Si depuis l’entrée dans le 3ème millénaire de nombreuses concessions sur les libertés individuelles ont été intégrées par des populations consentantes au nom d’un surcroit de sécurité, l’entrée dans la présente décennie laisse présager davantage de sacrifices de celles-ci opérés de plus en plus subrepticement avec une nouveauté, prête à tout changer, l’intelligence artificielle. Les progrès en matière d’objets connectés et d’intelligence artificielle ont dopé les capacités des systèmes de surveillance, attentatoires à nos libertés, en mesure à présent d’identifier les individus et, prétendument, de prédire le crime.
La lutte contre le terrorisme, dont la légitimité est à présent profondément ancrée dans les consciences n’est plus une dérogation exceptionnelle exclusive au respect des libertés individuelles. La lutte contre la fraude fiscale mériterait également de passer les individus au crible au détriment du respect de la vie privée. En France, le projet de loi de finance 2020 adopté en décembre 2019 prévoit une traque des fraudeurs fiscaux sur les réseaux sociaux. Ainsi, non content de procéder à une collecte massive historique de nos données personnelles à même de menacer la qualité démocratique de processus électoraux (affaire Cambridge Analytica), les GAFAM sont désormais complices d’une chasse aux fraudeurs (dont ils partagent l’infraction).
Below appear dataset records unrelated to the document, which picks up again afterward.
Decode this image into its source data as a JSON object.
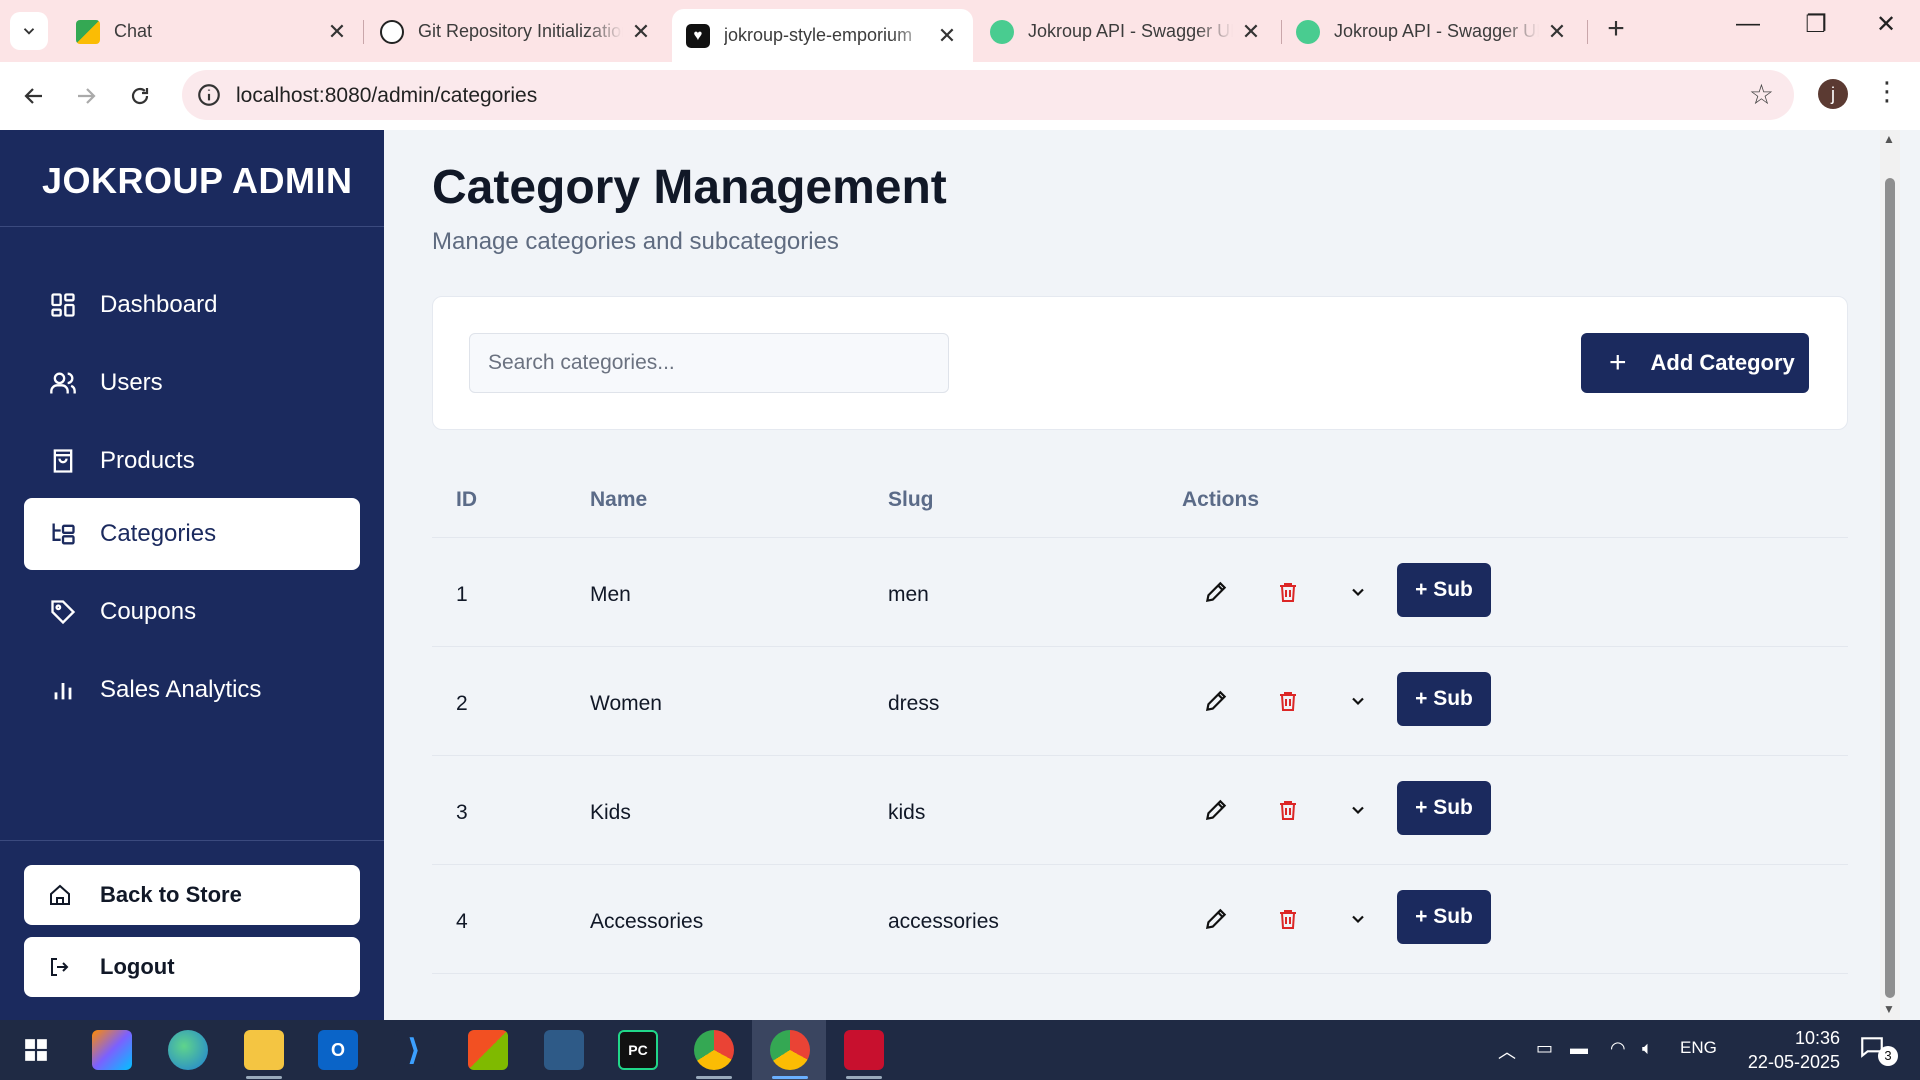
{
  "browser": {
    "tabs": [
      {
        "title": "Chat",
        "active": false
      },
      {
        "title": "Git Repository Initialization",
        "active": false
      },
      {
        "title": "jokroup-style-emporium",
        "active": true
      },
      {
        "title": "Jokroup API - Swagger UI",
        "active": false
      },
      {
        "title": "Jokroup API - Swagger UI",
        "active": false
      }
    ],
    "url": "localhost:8080/admin/categories",
    "profile_initial": "j"
  },
  "sidebar": {
    "brand": "JOKROUP ADMIN",
    "items": [
      {
        "label": "Dashboard",
        "icon": "grid-icon",
        "active": false
      },
      {
        "label": "Users",
        "icon": "users-icon",
        "active": false
      },
      {
        "label": "Products",
        "icon": "shopping-bag-icon",
        "active": false
      },
      {
        "label": "Categories",
        "icon": "folder-tree-icon",
        "active": true
      },
      {
        "label": "Coupons",
        "icon": "tag-icon",
        "active": false
      },
      {
        "label": "Sales Analytics",
        "icon": "bar-chart-icon",
        "active": false
      }
    ],
    "back_to_store": "Back to Store",
    "logout": "Logout"
  },
  "main": {
    "title": "Category Management",
    "subtitle": "Manage categories and subcategories",
    "search_placeholder": "Search categories...",
    "add_button": "Add Category",
    "table": {
      "headers": [
        "ID",
        "Name",
        "Slug",
        "Actions"
      ],
      "sub_button": "+ Sub",
      "rows": [
        {
          "id": "1",
          "name": "Men",
          "slug": "men"
        },
        {
          "id": "2",
          "name": "Women",
          "slug": "dress"
        },
        {
          "id": "3",
          "name": "Kids",
          "slug": "kids"
        },
        {
          "id": "4",
          "name": "Accessories",
          "slug": "accessories"
        }
      ]
    }
  },
  "taskbar": {
    "language": "ENG",
    "time": "10:36",
    "date": "22-05-2025",
    "notification_count": "3"
  },
  "colors": {
    "sidebar_bg": "#1b2a5e",
    "primary_button": "#1b2a5e",
    "delete_icon": "#dc2626",
    "browser_chrome": "#fce4e6"
  }
}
Outre nos informations personnelles, nos données les plus intimes, biométriques, sont également l’objet d’un fichage que la Belgique, l’Allemagne, l’Espagne, la France, le Luxembourg, les Pays-Bas et l’Autriche s’échangent allègrement depuis le Traité de Prüm. Parmi celles-ci il est question d’empreintes digitales, à l’évidence, mais également de séquences d’ADN en vue de l’identification d’individus suspects. Ajoutons à cela le bourgeonnement « d’expérimentations » de la reconnaissance faciale qui, après avoir suscité une brève levée de bouclier de la Commission Européenne (en l’objet d’un projet de moratoire de 5 ans sur l’utilisation de cette technologie controversée) profite désormais d’un cadre législatif concilient. A Nice par exemple, des caméras intelligentes quadrillent la ville et seraient en mesure de détecter les émotions des citoyens, dans les transports notamment, d’identifier des « comportements suspects » et de zoomer sur n’importe quel visage à n’importe quel instant. Le projet mené dans cette ville, « Safe City », profite à 13 entreprises dont le géant de l’armement français Thales.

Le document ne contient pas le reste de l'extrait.